Even though it is difficult, there are a few simple things you can do to pave the way towards financial freedom. Please note this is just the first steps, if you’re looking for more in depth information my favorite resource is Crediful, they provide actionable guides to help you achieve financial freedom.
Here is the Guideline
Make not saving not an option
Having a savings account and contributing to it is one of the most important things that you can do, but getting money into the savings account is the challenge. It is a great relief to know that in the event of an emergency, you are covered. This can range from anything like a car accident, your dog eating something they shouldn’t have or a window breaking. But how do you get money into your savings account?

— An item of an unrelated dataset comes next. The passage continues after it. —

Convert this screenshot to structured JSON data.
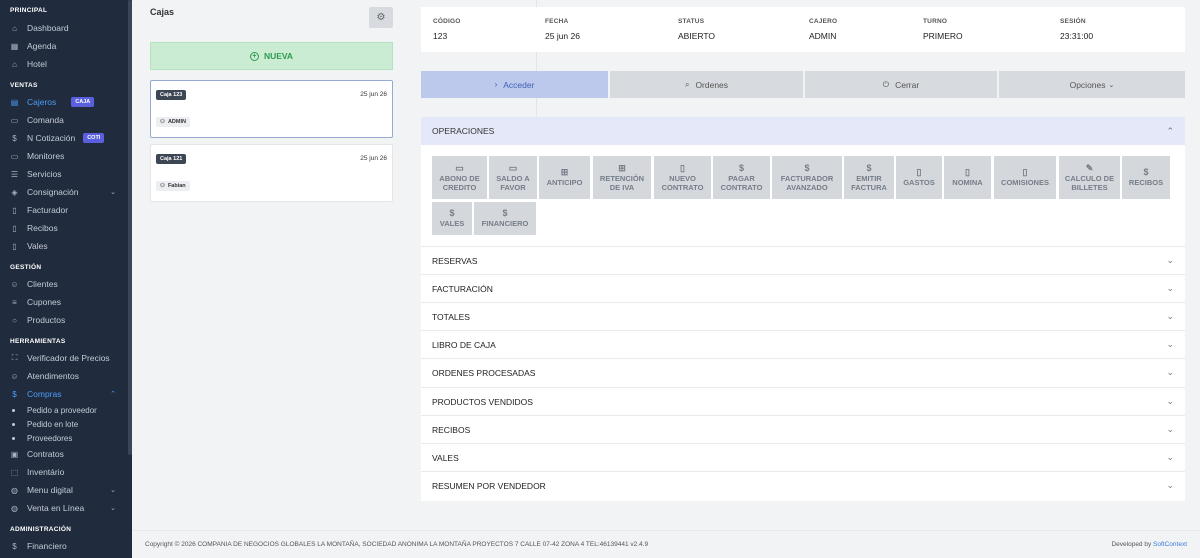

The easiest way to do this is to allocate a certain percentage of your salary every month towards this goal, and then depositing it. If you count it as one of your expenses, you will hardly notice that it is gone. Another ideal solution is to set that allocated amount to be deposited into your savings account automatically, therefore making it very hard not to save that money.
In addition to this, consider creating withdrawal restrictions such as a 30-day waiting period, unless it’s an emergency, to prevent yourself from unnecessarily dipping into it. Depositing to savings at the beginning of each month, before you spend any of your salary, will help tremendously into it becoming a habit.
Review your expenses
As mentioned, most people don’t actually look at their expenses, and as a result, they don’t really know where their money goes. This is why regularly reviewing your expenses is a relatively easy solution to saving more money. Expenses can be placed into two groups: fixed and variable expenses.
Fixed expenses are things that you need to pay each month that don’t change, such as rent, internet lines or a contract for a mobile device. The second is variable expenses, which are things that you buy that fluctuate and change each month. Take a look at the fixed expenses you have and try to find those that can be changed, for example, a cheaper internet provider that offers the same speeds. By knowing your variable expenses, you are given the opportunity to change your spending habits.
A great tip when dealing with variable expenses is to use a 30-day rule when handling larger purchases. If you can wait 30 days before buying it, you can decide if you really need it or if it was an impulsive thought.
Ask for a raise
One of the biggest complaints that many people have is that their salary is not high enough. Upon further inspection, it is most likely due to the fact that they have never asked for a raise. This step requires no effort, other than bringing the topic up with your boss, which is admittedly a difficult thing to do.
However, if you know that your performance has been really good over the last year, then have confidence in knowing that you deserve a raise. If you are unsure of how much to ask for, then it might be a good idea to do some research. There is plenty of information freely available on the internet related to the average salary of different occupations. Before asking for a raise, research this information to have a better understanding of what your work is worth.
Alternatively, most jobs match your contributions to your retirement savings, and if your job does, then it would be highly beneficial in the long run to contribute as much as you can if your employers matching benefit has not reached its limit yet.